A 2018 survey found that approximately 500,000 Haitians and their descendants were living in the Dominican Republic, often working in the poorest paid jobs in agriculture or construction.

This number has grown considerably since then, as economic and social conditions in Haiti have worsened, following a devastating earthquake in 2010 that killed more than 200,000 people, and continuing political and institutional instability.

President Abinader pointed to the difficulties being faced in Haiti since the as yet unsolved assassination of its president Jovenel Moïse in July 2021.

Justifying the construction of the wall, Abinader said: ‘The grave institutional and security crisis in Haiti has led its population to a worrying situation of political and social instability, as well as an endemic economic and food crisis.’ 

He argued that his country had always come to the aid of its neighbour, but could not be expected to resolve its grave problems on its behalf.

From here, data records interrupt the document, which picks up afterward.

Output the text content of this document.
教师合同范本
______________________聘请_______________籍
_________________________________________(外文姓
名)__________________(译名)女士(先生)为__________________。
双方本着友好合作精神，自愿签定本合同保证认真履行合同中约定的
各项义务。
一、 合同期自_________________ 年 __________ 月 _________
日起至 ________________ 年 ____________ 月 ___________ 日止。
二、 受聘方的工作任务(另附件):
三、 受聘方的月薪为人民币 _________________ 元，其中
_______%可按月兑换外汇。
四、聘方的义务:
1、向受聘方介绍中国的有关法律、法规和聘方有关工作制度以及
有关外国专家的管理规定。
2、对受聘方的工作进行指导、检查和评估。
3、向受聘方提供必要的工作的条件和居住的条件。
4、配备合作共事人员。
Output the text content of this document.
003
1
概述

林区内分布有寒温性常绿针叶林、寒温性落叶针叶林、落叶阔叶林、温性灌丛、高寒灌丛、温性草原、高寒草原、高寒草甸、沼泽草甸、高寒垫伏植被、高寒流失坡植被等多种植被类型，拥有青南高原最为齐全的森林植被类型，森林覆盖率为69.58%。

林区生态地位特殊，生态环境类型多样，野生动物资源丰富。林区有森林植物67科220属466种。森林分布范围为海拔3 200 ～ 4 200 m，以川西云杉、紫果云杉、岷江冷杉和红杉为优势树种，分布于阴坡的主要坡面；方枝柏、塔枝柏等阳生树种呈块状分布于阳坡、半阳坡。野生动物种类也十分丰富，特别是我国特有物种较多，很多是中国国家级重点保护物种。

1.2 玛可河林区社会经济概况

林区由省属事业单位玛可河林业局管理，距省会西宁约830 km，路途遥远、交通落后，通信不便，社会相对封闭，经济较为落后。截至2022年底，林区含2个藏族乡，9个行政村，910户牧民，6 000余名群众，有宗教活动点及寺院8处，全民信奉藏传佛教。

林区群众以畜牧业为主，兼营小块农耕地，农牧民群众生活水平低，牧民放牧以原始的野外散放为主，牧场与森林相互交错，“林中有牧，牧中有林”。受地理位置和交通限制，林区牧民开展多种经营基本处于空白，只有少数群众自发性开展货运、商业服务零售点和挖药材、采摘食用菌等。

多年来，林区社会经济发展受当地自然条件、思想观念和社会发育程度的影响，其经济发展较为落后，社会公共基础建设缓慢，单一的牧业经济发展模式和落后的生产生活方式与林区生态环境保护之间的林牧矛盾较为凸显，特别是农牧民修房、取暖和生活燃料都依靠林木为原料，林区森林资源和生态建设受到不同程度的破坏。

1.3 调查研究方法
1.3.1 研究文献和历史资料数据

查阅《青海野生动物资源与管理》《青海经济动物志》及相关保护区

The Dominican Republic, with some 11 million inhabitants, has an average GDP four times greater than its neighbour, the poorest country in the western hemisphere.

Racism in the mix

This latest move is part of a long history of tension between the two countries, which many observers see as racism. The Spanish-speaking Dominicans are more racially mixed than Haitians, whom they regard as racially inferior.

The most violent expression of this hostility came in 1937, when the Dominican dictator Rafael Leónidas Trujillo sent his troops to the border region, where they killed between 10,000 and 20,000 Haitians.

This became known as the ‘Parsley Massacre’, so-called because the Dominicans thought black Haitians could not pronounce the Spanish word for ‘parsley’ –‘perejil’ properly.

Because of the crisis in their country, many thousands of Haitians have tried to leave, not only to the Dominican Republic but to Central America, Brazil and the United States.

President Joe Biden was criticised by human rights groups in 2021 when he reinstated deportation flights for Haitians who had crossed into the United States from Mexico.